Who is the Aga Khan? What is the Shia theology? What is the AKDN? Why are they building a multi-million dollar park in Cairo if there are no Ismailis there? And the questions would just keep coming. A dialogue on a very small scale had begun. My objective was clearly only about pursuing the making of this film at that time. The positive exposure the local team were getting was unexpected and I took comfort in these inadvertent side benefits that even if this film doesn't ever get broad exposure, the process has been positive to those around me (I hoped). Change had been created, albeit, very small. Is this something you tell yourself to keep up motivation and enthusiasm when documentary making gets tough? Maybe. But I solidified my thinking on the belief that it wasn't just about "B": it was about getting from "A" to "B".
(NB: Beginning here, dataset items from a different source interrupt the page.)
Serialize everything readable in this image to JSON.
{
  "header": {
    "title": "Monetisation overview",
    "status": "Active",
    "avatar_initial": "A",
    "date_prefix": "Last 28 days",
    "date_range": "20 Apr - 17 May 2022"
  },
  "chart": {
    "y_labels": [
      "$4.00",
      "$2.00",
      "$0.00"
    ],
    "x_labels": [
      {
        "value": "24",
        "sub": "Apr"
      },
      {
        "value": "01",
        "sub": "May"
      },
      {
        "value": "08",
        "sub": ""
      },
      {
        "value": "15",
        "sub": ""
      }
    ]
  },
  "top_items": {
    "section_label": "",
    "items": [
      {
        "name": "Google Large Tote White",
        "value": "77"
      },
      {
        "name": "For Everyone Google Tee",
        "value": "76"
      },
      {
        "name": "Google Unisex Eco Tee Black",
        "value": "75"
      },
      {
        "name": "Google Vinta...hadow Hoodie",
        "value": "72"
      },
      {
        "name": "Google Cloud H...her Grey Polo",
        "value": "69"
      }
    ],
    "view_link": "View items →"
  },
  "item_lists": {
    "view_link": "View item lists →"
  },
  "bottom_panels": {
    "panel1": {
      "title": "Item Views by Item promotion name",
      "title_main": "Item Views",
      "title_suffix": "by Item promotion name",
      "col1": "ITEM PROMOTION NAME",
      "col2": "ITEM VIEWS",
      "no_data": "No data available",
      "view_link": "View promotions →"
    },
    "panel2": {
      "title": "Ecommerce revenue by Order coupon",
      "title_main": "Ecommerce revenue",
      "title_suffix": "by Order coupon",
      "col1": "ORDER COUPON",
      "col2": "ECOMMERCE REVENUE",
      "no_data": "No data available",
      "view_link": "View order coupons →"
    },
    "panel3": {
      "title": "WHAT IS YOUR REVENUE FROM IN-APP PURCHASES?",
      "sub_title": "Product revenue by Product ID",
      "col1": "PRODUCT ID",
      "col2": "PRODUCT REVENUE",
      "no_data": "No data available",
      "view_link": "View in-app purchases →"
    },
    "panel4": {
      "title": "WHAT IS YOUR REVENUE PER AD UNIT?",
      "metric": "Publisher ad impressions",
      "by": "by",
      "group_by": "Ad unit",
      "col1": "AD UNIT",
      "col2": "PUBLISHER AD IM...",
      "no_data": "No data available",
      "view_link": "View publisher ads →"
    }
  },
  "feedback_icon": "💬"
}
If "B" is making the film and screening it a number of times, then we have come close to achieving this but it has been everything to try and get to "B", and the participation of so many to help get to "B", which I feel most moved by. This journey includes the thousands of people I have met and the conversations I have had with them - Muslims and non-Muslims alike. To hear their questions about the film, their concerns on the divides, their hopes for peace - and all through their specific lens tinted by culture, religion, geography.
A real pleasure and privilege this journey has been for me and for all the gratitude I have been shown by audiences, it is I who, too, am grateful to you and them.
Yesterday someone commented, "You must have seen this film hundreds of times by now." Yes, its kind of like a high-class problem. That is, if it is a problem for one, it is a good problem to have! (I personally dont have issue with watching the film - biased / obsessed I clearly am!)
And time and time again, story after story, response after response, I can't help but reflect on what Prophet Isa / Jesus said: From everyone who has been given much, much will be required. (Luke 12:48).